Chapter 24 - He Lied

63 12 0
                                    


"Kak, aku numpang, ya."

Suara Dimas membuat Nuansa mematikan mesin motornya. "Motor kamu kenapa?"

Dimas melirik sekilas ke motor matic berwarna biru. "Lagi nggak enak badan, nih. Lagian nanti kan, ada pertunjukan masing-masing ekstra. Jadi harus hemat tenaga."

Mata Nuansa melihat satu tas yang berada di genggaman adiknya. "Kalau sakit nggak usah ikut."

Dimas berdecak. "Kak, aku ini masih kelas sepuluh. Nggak bisa seenaknya sendiri."

"Ya udah. Cepet-cepet!"

Jarang sekali bagi mereka pergi ke sekolah bareng. Biasanya mereka naik motor masing-masing dan pergi dengan jam sendiri-sendiri. Nuansa juga sebenarnya malas kalau bareng dengan Dimas. Tubuhnya yang kecil selalu kesusahan jika membonceng tubuh adiknya yang bongsor. Dia, adiknya dan kakaknya memiliki perbandingan ukuran tubuh yang begitu kontras, seolah-olah mereka bukan dari rahim yang sama. Meskipun begitu, mereka saling peduli satu dengan yang lain.

Sudah hampir tiga bulan Lazuardi pindah ke luar negeri dan hamper tiga bulan juga hubungan mereka berlangsung dengan sedikit kerikil yang membuat Nuansa jengkel.
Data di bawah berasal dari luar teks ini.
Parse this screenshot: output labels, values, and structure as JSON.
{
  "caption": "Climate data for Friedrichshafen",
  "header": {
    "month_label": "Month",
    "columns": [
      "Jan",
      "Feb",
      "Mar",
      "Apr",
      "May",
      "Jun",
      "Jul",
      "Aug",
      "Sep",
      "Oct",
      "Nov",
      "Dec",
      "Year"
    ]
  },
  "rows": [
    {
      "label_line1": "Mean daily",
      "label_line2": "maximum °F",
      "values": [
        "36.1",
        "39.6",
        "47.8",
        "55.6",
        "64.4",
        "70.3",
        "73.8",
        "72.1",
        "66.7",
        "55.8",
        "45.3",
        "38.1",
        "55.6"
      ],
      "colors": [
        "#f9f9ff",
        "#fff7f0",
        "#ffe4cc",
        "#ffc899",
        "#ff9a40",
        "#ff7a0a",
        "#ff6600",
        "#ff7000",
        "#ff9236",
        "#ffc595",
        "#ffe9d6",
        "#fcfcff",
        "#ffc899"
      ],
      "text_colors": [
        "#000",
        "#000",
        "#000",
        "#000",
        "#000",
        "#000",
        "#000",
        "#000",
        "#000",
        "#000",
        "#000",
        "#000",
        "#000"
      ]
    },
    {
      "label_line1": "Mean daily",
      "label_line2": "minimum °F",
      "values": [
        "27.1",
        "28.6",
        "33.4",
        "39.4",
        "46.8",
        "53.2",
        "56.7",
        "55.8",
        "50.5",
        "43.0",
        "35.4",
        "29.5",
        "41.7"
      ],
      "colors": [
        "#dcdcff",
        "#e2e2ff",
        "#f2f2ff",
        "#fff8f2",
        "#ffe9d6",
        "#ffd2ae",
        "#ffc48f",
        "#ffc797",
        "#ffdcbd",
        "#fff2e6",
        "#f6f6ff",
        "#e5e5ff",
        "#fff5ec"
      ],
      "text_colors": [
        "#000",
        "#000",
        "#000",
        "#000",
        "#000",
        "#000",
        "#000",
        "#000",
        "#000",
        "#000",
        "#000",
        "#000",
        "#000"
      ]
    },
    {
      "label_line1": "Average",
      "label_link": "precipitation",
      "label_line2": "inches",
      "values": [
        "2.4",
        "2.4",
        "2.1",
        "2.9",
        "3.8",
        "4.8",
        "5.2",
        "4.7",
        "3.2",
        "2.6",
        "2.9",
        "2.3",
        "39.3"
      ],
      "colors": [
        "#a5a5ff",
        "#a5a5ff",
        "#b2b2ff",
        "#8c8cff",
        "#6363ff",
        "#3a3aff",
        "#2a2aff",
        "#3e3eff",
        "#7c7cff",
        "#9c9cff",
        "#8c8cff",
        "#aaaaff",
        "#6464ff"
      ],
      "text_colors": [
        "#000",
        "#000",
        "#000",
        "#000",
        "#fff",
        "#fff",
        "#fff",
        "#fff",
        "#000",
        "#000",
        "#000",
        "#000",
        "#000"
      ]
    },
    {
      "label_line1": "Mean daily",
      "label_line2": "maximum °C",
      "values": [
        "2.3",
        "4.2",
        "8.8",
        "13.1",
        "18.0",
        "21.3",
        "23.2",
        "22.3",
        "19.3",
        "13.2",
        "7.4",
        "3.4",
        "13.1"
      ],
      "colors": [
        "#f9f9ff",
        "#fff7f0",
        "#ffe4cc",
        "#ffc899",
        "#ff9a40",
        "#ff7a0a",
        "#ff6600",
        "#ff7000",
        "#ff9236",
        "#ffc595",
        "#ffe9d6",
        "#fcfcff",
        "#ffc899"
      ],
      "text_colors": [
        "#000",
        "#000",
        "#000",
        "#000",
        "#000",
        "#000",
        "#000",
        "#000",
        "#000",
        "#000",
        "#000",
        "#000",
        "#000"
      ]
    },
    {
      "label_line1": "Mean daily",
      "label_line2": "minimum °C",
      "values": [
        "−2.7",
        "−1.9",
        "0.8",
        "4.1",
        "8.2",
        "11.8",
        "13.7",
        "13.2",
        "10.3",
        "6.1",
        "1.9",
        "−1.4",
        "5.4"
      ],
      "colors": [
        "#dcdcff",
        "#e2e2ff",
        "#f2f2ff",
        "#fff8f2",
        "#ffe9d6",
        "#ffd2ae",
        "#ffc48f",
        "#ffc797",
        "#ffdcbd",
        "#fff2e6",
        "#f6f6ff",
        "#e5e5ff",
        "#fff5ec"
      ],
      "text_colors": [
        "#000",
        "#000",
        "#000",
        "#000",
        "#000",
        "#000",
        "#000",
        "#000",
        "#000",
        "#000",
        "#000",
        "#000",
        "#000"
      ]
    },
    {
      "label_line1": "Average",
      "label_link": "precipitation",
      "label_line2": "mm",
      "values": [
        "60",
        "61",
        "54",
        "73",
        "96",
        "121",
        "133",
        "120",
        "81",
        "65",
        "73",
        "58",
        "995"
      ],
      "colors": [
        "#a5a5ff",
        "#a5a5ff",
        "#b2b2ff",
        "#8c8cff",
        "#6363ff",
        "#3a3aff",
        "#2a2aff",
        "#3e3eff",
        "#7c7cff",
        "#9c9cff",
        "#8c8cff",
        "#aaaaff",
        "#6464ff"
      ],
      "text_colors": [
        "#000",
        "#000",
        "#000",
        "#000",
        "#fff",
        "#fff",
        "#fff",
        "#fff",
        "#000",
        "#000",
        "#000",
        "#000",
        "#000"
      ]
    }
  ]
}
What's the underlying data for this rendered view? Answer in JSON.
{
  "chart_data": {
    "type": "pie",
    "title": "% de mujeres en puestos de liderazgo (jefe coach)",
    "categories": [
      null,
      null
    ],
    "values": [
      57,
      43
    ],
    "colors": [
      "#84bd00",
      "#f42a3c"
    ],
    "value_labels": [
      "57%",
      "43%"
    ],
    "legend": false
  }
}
Nuansa nggak begitu puas dengan hubungan jarak jauh yang hanya dilalui dengan chat dan telepon dengan durasi yang singkat. Dia sempat menawarkan untuk menelepon terlebih dahulu karena tahu kalau biaya hidup di luar negeri jauh lebih tinggi daripada di Indonesia. Akan tetapi, Lazuardi melarangnya dengan alasan kesibukan yang menumpuk. Dengan terpaksa, Nuansa menerima itu dengan lapang dada dan berusaha mengerti.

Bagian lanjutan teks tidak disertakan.